Netflix’s content ratings are dominated by TV-MA and TV-14 titles, which together account for well over half of all titles on the platform’s catalog. This strong concentration of mature and teen-focused content is not particularly surprising, as adult audiences make up a large portion of Netflix’s subscriber base. In comparison, family-oriented ratings such as TV-G, TV-Y, and PG represent a smaller share of the catalog, which suggests that children and family content serve more as a supplemental offering rather than Netflix’s primary focus.

4. Relationship Between TV Show Release Year & Number of Seasons

The scatterplot shows that the vast majority of TV shows on Netflix have fewer than five seasons, and this pattern is consistent across all release years.
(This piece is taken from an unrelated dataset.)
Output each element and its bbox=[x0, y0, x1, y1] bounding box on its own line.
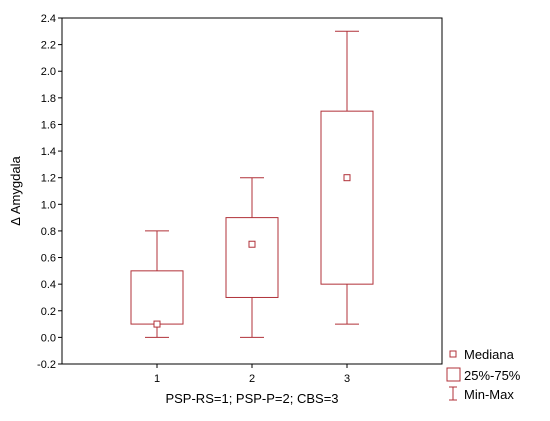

The plot becomes noticeably denser after 2010, which aligns with Netflix’s broader expansion of its content library during that period. TV shows with 10 or more seasons are relatively rare, which suggests that the platform tends to feature shorter, more recent series rather than long-running traditional TV shows.

5. Average Time for Netflix to Add Title by Content Rating Group

Kids content appears on Netflix the fastest, averaging just under three years after release. Teen/Young Adult and Family content take the longest to arrive, at around six years on average, while Mature content falls in the middle at roughly 3.5 years. The faster turnaround for kids’ titles is expected as children’s programming tends to have a shorter relevance window and is frequently refreshed to keep younger audiences engaged with new content.

Part 3: Secondary Data Source

This dataset contains 250 distinct TV shows from IMDb’s Top 250 TV Shows list, which represents some of the highest-rated series according to user reviewers and ratings. Each row corresponds to a single TV show, and the original scraped variables include:

  • tvshow_title: name of the TV show

  • rating_of_show: content rating (e.g., TV-MA, TV-14)

  • series_type: type of show (TV series or mini-series)

  • stars_of_tvshow: IMDb user rating (out of 10)

  • start_year: year the show first aired

  • end_year: year the show ended (if applicable)

Additionally variables were created during the data wrangling process to support the analysis. These include:

  • show_age: number of years since release

  • show_length: number of years the show ran

  • rating_group: grouped content rating category (Kids, Family, Teen, Mature)

This dataset is used as a secondary source to compare highly rated television content against Netflix’s overall catalog.

1. Availability of IMDb Top-Ranked TV Shows on Netflix

When examining the IMDb Top 250 TV Shows, Netflix includes approximately 70 titles, while around 180 are not available on the platform. This means Netflix carries roughly one-quarter of the highest-rated shows, which is a notable gap given the overall size of its catalog. For viewers who prioritize highly rated content, this suggests that Netflix alone may not fully capture the breadth of top-performing TV series.

2. Average TV Show Length Comparison

The difference is notable: IMDb’s top-rated shows average nearly six seasons, while Netflix shows average fewer than two. This suggests that IMDb ratings may favor longevity, as longer-running series have more opportunities to build large, engaged audiences that actively rate and support them over time. In contrast, Netflix’s lower average aligns with its tendency toward shorter series runs and frequent cancellations.

Conclusion

Overall, this analysis explored whether characteristics are more common within Netflix’s catalog and what this reveals about modern viewing habits. The results show a clear emphasis on recent content, with most titles released in recent years and added to the platform relatively quickly. Netflix’s library is also dominated by shorter TV series and mature or teen-focused content, which reflects both audience preferences and platform strategy. When compared to IMDb’s top-rated shows, a gap emerges, as Netflix only includes a portion of highly ranked series. Ultimately, these findings suggest that Netflix prioritizes newer, shorter-form content, while highly rated TV shows are more often associated with longevity and sustained audience engagement.